SAN FRANCISCO (08/29/2000) - Scott Ross wanted to be a jazz musician. "But I kept having a dream that I'd wake up and be 40 years old, wearing a black, shiny suit, stinking of cigarettes and playing 'Hava Nagila' at bar mitzvahs," he says. So Ross opted for a career in special effects instead. Things have worked out pretty well: Ross is cofounder of Digital Domain, a special effects outfit. He may not be available for weddings and bar mitzvahs, but his special-effects gig gives Ross, who bought his first Mac in 1984, a front-row seat for the technology revolution sweeping moviemaking.
Macworld: How does Digital Domain use Macs?
Ross: We have a smattering of Macintoshes that sit on our lead creators' desktops. They act not only as administrative computers, but as creative work environments where staffers can take images and do rough composites, storyboards, and small animations in a preproduction environment. I would say every executive, every head creative person, every administrative person has a Mac on their desk.... Unfortunately, we have not really used Macintoshes in creating special effects. What we use Macintosh platforms for is e-mail, the Internet, editing, storyboarding, some rough compositing, and some preproduction material and graphic art, such as single-frame graphics we'll produce.

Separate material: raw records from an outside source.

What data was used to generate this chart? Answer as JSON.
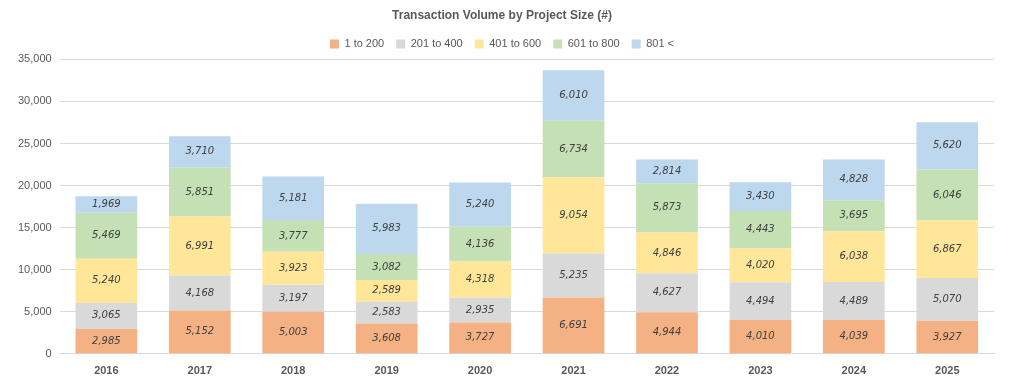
{
  "chart_data": {
    "type": "bar",
    "stacked": true,
    "title": "Transaction Volume by Project Size (#)",
    "categories": [
      "2016",
      "2017",
      "2018",
      "2019",
      "2020",
      "2021",
      "2022",
      "2023",
      "2024",
      "2025"
    ],
    "series": [
      {
        "name": "1 to 200",
        "color": "#f4b183",
        "values": [
          2985,
          5152,
          5003,
          3608,
          3727,
          6691,
          4944,
          4010,
          4039,
          3927
        ],
        "value_labels": [
          "2,985",
          "5,152",
          "5,003",
          "3,608",
          "3,727",
          "6,691",
          "4,944",
          "4,010",
          "4,039",
          "3,927"
        ]
      },
      {
        "name": "201 to 400",
        "color": "#d9d9d9",
        "values": [
          3065,
          4168,
          3197,
          2583,
          2935,
          5235,
          4627,
          4494,
          4489,
          5070
        ],
        "value_labels": [
          "3,065",
          "4,168",
          "3,197",
          "2,583",
          "2,935",
          "5,235",
          "4,627",
          "4,494",
          "4,489",
          "5,070"
        ]
      },
      {
        "name": "401 to 600",
        "color": "#ffe699",
        "values": [
          5240,
          6991,
          3923,
          2589,
          4318,
          9054,
          4846,
          4020,
          6038,
          6867
        ],
        "value_labels": [
          "5,240",
          "6,991",
          "3,923",
          "2,589",
          "4,318",
          "9,054",
          "4,846",
          "4,020",
          "6,038",
          "6,867"
        ]
      },
      {
        "name": "601 to 800",
        "color": "#c5e0b4",
        "values": [
          5469,
          5851,
          3777,
          3082,
          4136,
          6734,
          5873,
          4443,
          3695,
          6046
        ],
        "value_labels": [
          "5,469",
          "5,851",
          "3,777",
          "3,082",
          "4,136",
          "6,734",
          "5,873",
          "4,443",
          "3,695",
          "6,046"
        ]
      },
      {
        "name": "801 <",
        "color": "#bdd7ee",
        "values": [
          1969,
          3710,
          5181,
          5983,
          5240,
          6010,
          2814,
          3430,
          4828,
          5620
        ],
        "value_labels": [
          "1,969",
          "3,710",
          "5,181",
          "5,983",
          "5,240",
          "6,010",
          "2,814",
          "3,430",
          "4,828",
          "5,620"
        ]
      }
    ],
    "ylim": [
      0,
      35000
    ],
    "yticks": [
      0,
      {
        "value": 5000,
        "label": "5,000"
      },
      {
        "value": 10000,
        "label": "10,000"
      },
      {
        "value": 15000,
        "label": "15,000"
      },
      {
        "value": 20000,
        "label": "20,000"
      },
      {
        "value": 25000,
        "label": "25,000"
      },
      {
        "value": 30000,
        "label": "30,000"
      },
      {
        "value": 35000,
        "label": "35,000"
      }
    ],
    "grid": "y",
    "legend": "top"
  }
}
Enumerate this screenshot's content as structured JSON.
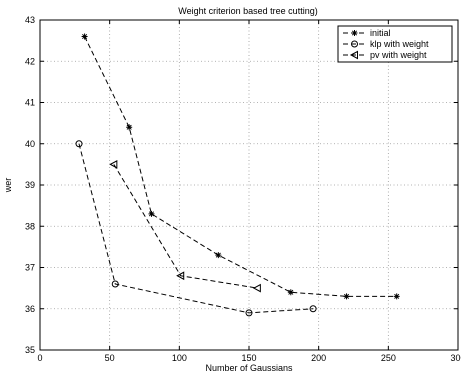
{
  "chart_data": {
    "type": "line",
    "title": "Weight criterion based tree cutting)",
    "xlabel": "Number of Gaussians",
    "ylabel": "wer",
    "xlim": [
      0,
      300
    ],
    "ylim": [
      35,
      43
    ],
    "xticks": [
      0,
      50,
      100,
      150,
      200,
      250,
      300
    ],
    "yticks": [
      35,
      36,
      37,
      38,
      39,
      40,
      41,
      42,
      43
    ],
    "grid": true,
    "legend_position": "top-right",
    "series": [
      {
        "name": "initial",
        "marker": "star",
        "x": [
          32,
          64,
          80,
          128,
          180,
          220,
          256
        ],
        "y": [
          42.6,
          40.4,
          38.3,
          37.3,
          36.4,
          36.3,
          36.3
        ]
      },
      {
        "name": "klp with weight",
        "marker": "circle",
        "x": [
          28,
          54,
          150,
          196
        ],
        "y": [
          40.0,
          36.6,
          35.9,
          36.0
        ]
      },
      {
        "name": "pv with weight",
        "marker": "triangle-left",
        "x": [
          53,
          101,
          156
        ],
        "y": [
          39.5,
          36.8,
          36.5
        ]
      }
    ]
  }
}
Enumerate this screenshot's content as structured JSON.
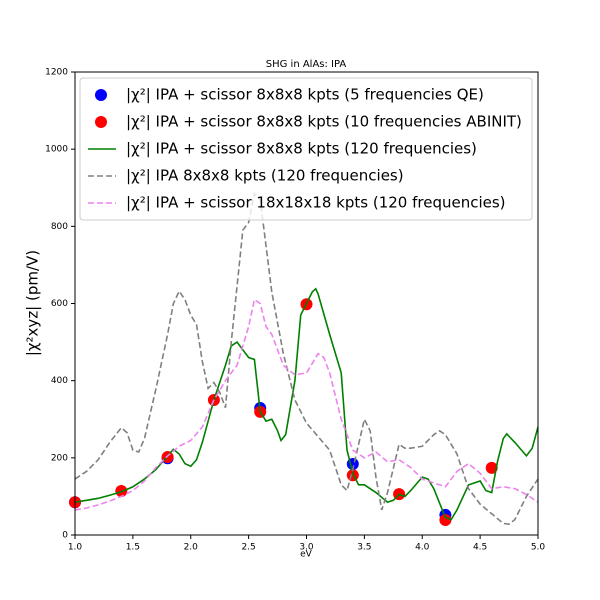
{
  "chart_data": {
    "type": "line",
    "title": "SHG in AlAs: IPA",
    "x_label": "eV",
    "y_label": "|χ²xyz| (pm/V)",
    "xlim": [
      1.0,
      5.0
    ],
    "ylim": [
      0,
      1200
    ],
    "xticks": [
      {
        "value": 1.0,
        "label": "1.0"
      },
      1.5,
      {
        "value": 2.0,
        "label": "2.0"
      },
      2.5,
      {
        "value": 3.0,
        "label": "3.0"
      },
      3.5,
      {
        "value": 4.0,
        "label": "4.0"
      },
      4.5,
      {
        "value": 5.0,
        "label": "5.0"
      }
    ],
    "yticks": [
      0,
      200,
      400,
      600,
      800,
      1000,
      1200
    ],
    "legend": "upper center",
    "series": [
      {
        "name": "|χ²| IPA + scissor 8x8x8 kpts (5 frequencies QE)",
        "color": "#0000ff",
        "style": "marker",
        "x": [
          1.0,
          1.8,
          2.6,
          3.4,
          4.2
        ],
        "values": [
          85,
          199,
          329,
          184,
          52
        ]
      },
      {
        "name": "|χ²| IPA + scissor 8x8x8 kpts (10 frequencies ABINIT)",
        "color": "#ff0000",
        "style": "marker",
        "x": [
          1.0,
          1.4,
          1.8,
          2.2,
          2.6,
          3.0,
          3.4,
          3.8,
          4.2,
          4.6
        ],
        "values": [
          85,
          114,
          202,
          350,
          319,
          598,
          155,
          106,
          39,
          174
        ]
      },
      {
        "name": "|χ²| IPA + scissor 8x8x8 kpts (120 frequencies)",
        "color": "#008000",
        "style": "solid",
        "x": [
          1.0,
          1.1,
          1.2,
          1.3,
          1.4,
          1.5,
          1.6,
          1.7,
          1.8,
          1.85,
          1.9,
          1.95,
          2.0,
          2.05,
          2.1,
          2.2,
          2.3,
          2.35,
          2.4,
          2.45,
          2.5,
          2.55,
          2.6,
          2.65,
          2.7,
          2.75,
          2.78,
          2.82,
          2.9,
          2.95,
          3.0,
          3.05,
          3.08,
          3.1,
          3.2,
          3.3,
          3.35,
          3.4,
          3.45,
          3.5,
          3.55,
          3.6,
          3.7,
          3.75,
          3.8,
          3.85,
          3.9,
          4.0,
          4.05,
          4.1,
          4.2,
          4.25,
          4.3,
          4.4,
          4.5,
          4.55,
          4.6,
          4.65,
          4.7,
          4.73,
          4.8,
          4.9,
          4.95,
          5.0
        ],
        "values": [
          85,
          90,
          95,
          103,
          112,
          125,
          145,
          170,
          205,
          222,
          210,
          185,
          178,
          195,
          240,
          350,
          440,
          490,
          500,
          480,
          460,
          455,
          320,
          295,
          300,
          270,
          245,
          260,
          400,
          570,
          600,
          630,
          638,
          625,
          520,
          420,
          220,
          160,
          130,
          130,
          120,
          110,
          85,
          90,
          105,
          100,
          115,
          150,
          145,
          120,
          45,
          40,
          65,
          130,
          140,
          115,
          110,
          190,
          250,
          262,
          240,
          205,
          225,
          280
        ]
      },
      {
        "name": "|χ²| IPA 8x8x8 kpts (120 frequencies)",
        "color": "#808080",
        "style": "dashed",
        "x": [
          1.0,
          1.1,
          1.2,
          1.3,
          1.4,
          1.45,
          1.5,
          1.55,
          1.6,
          1.7,
          1.8,
          1.85,
          1.9,
          1.95,
          2.0,
          2.05,
          2.1,
          2.15,
          2.2,
          2.25,
          2.3,
          2.35,
          2.45,
          2.5,
          2.55,
          2.6,
          2.7,
          2.8,
          2.9,
          3.0,
          3.1,
          3.2,
          3.3,
          3.35,
          3.4,
          3.5,
          3.55,
          3.6,
          3.65,
          3.7,
          3.8,
          3.85,
          3.9,
          4.0,
          4.1,
          4.15,
          4.2,
          4.3,
          4.4,
          4.5,
          4.6,
          4.7,
          4.75,
          4.8,
          4.9,
          5.0
        ],
        "values": [
          145,
          165,
          195,
          240,
          278,
          265,
          220,
          215,
          250,
          380,
          520,
          600,
          632,
          610,
          570,
          545,
          450,
          380,
          395,
          370,
          330,
          500,
          790,
          810,
          885,
          870,
          630,
          470,
          350,
          290,
          255,
          220,
          130,
          115,
          170,
          300,
          270,
          150,
          65,
          110,
          235,
          225,
          225,
          230,
          260,
          270,
          260,
          210,
          120,
          80,
          55,
          30,
          28,
          40,
          100,
          145
        ]
      },
      {
        "name": "|χ²| IPA + scissor 18x18x18 kpts (120 frequencies)",
        "color": "#ee82ee",
        "style": "dashed",
        "x": [
          1.0,
          1.1,
          1.2,
          1.3,
          1.4,
          1.5,
          1.6,
          1.7,
          1.8,
          1.9,
          2.0,
          2.1,
          2.2,
          2.3,
          2.4,
          2.5,
          2.55,
          2.6,
          2.65,
          2.7,
          2.75,
          2.8,
          2.9,
          3.0,
          3.1,
          3.15,
          3.2,
          3.3,
          3.4,
          3.5,
          3.6,
          3.7,
          3.8,
          3.9,
          4.0,
          4.1,
          4.2,
          4.3,
          4.4,
          4.5,
          4.6,
          4.7,
          4.8,
          4.9,
          5.0
        ],
        "values": [
          65,
          70,
          78,
          88,
          100,
          115,
          140,
          175,
          205,
          230,
          245,
          280,
          350,
          400,
          440,
          540,
          610,
          600,
          540,
          520,
          480,
          440,
          415,
          420,
          470,
          460,
          420,
          300,
          220,
          200,
          215,
          190,
          195,
          175,
          145,
          135,
          125,
          165,
          185,
          160,
          120,
          125,
          120,
          105,
          85
        ]
      }
    ]
  }
}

Macworld: What additions to the Mac would make it more special-effects friendly?
Ross: In terms of what the Macintosh does today as opposed to the other platforms available, it does [special effects] better than anything else. It's not really an issue regarding hardware. It's an issue regarding software applications ported to the hardware. Today in the high-end visual-effects area, there really isn't [much] software available on the Mac platformÑand a lot of it is legacy software. I hope that people like Discrete Logic, Soft Image, and Houdini start porting their products to a Mac platform. And I'd like a better interface. I'm tired of clicking and pointing.
Macworld: What would you change?
Ross: How wonderful it would be to build an object in virtual space, wearing some sort of 3-D glasses and using tracking software to actually walk around the object and see what it looks like in the same way that a sculptor models a lump of clay.